Jesus is the One in whom the power of God is fully present, yet who is willing to interrupt an urgent mission to fully encounter and restore a nameless woman in need. Jesus is the One who, with this power, can perform miracles, but remember that even Jesus prayed for a miracle in the Garden of Gethsemane, that there might be some other way forward besides crucifixion, but that request was not granted. What did happen was that Jesus got into Godspace, and so was able to know and accept what God’s will and purpose were. “Do not fear, but believe.” He preaches that briefest of sermons to Mark’s community, in the midst of oppression and terror. He speaks those same words to us, in the midst of our fears, our feeling of being swept along by events out of our control, our experiences of the life being drained out of us, even in the midst of our experiences of death.

In both these stories, there is movement from death to life–the woman whose life had been draining out of her for years and who had been cut off from the life of the community and the literal movement from death to life of the little girl.
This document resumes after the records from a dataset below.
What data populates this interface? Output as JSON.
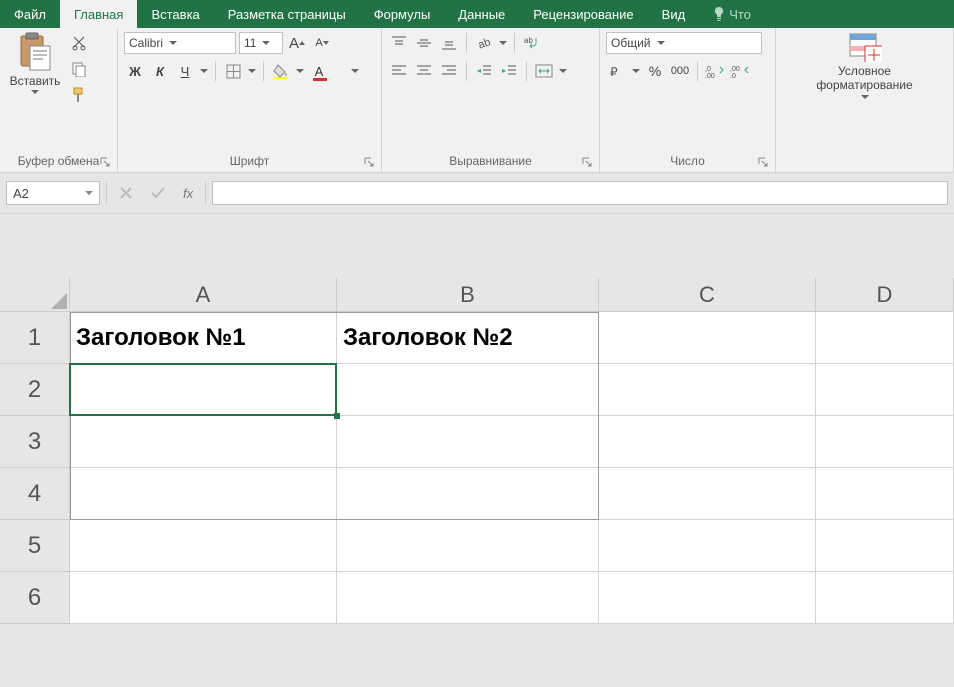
{
  "tabs": {
    "file": "Файл",
    "home": "Главная",
    "insert": "Вставка",
    "layout": "Разметка страницы",
    "formulas": "Формулы",
    "data": "Данные",
    "review": "Рецензирование",
    "view": "Вид",
    "tell": "Что"
  },
  "ribbon": {
    "clipboard": {
      "paste": "Вставить",
      "label": "Буфер обмена"
    },
    "font": {
      "name": "Calibri",
      "size": "11",
      "bold_glyph": "Ж",
      "italic_glyph": "К",
      "underline_glyph": "Ч",
      "label": "Шрифт"
    },
    "alignment": {
      "label": "Выравнивание"
    },
    "number": {
      "format": "Общий",
      "label": "Число"
    },
    "styles": {
      "cond_format": "Условное форматирование"
    }
  },
  "formula_bar": {
    "name_box": "A2",
    "fx": "fx",
    "formula": ""
  },
  "grid": {
    "columns": [
      "A",
      "B",
      "C",
      "D"
    ],
    "rows": [
      "1",
      "2",
      "3",
      "4",
      "5",
      "6"
    ],
    "cells": {
      "A1": "Заголовок №1",
      "B1": "Заголовок №2"
    },
    "active_cell": "A2"
  },
  "chart_data": {
    "type": "table",
    "columns": [
      "A",
      "B"
    ],
    "rows": [
      {
        "A": "Заголовок №1",
        "B": "Заголовок №2"
      },
      {
        "A": "",
        "B": ""
      },
      {
        "A": "",
        "B": ""
      },
      {
        "A": "",
        "B": ""
      }
    ],
    "active_cell": "A2",
    "bordered_range": "A1:B4"
  }
}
In varying degrees, “while we live, we are always being given up to death,” as the apostle Paul writes to the Corinthians, but it is in our encounter with and openness to the God we know in Jesus Christ that life flows into our bodies and being. Pastor Rick Morley puts it this way–“What the end of the 5th chapter of Mark says is that all of us are left for dead, all of us are dying, all of us are having the life drained out of us like a toothpaste tube being viciously squeezed. All of us are limp, dead corpses waiting to be carried off–Until!–Until we encounter Jesus. Until we are touched and we touch....In that embrace, we discover our true identity, as beloved, redeemed, and holy children of God.” (Ibid.)

It is in that touching and being touched, in reaching out in love to others–not living to ourselves or clutching onto our own lives–that we are healed and made whole. Whether or not that means that we or our loved ones are always cured is another matter. In fact, we know that, on some level, at some point, what “ails” us will not be cured; but we can be healed, made whole. Our lives and even our deaths can be given meaning. They can be life-giving to others and they can be part of the very Source of all Life. For that is indeed our true identity–“beloved, redeemed, and holy children of God.” So may we claim that identity, so may we be healed. Amen and amen.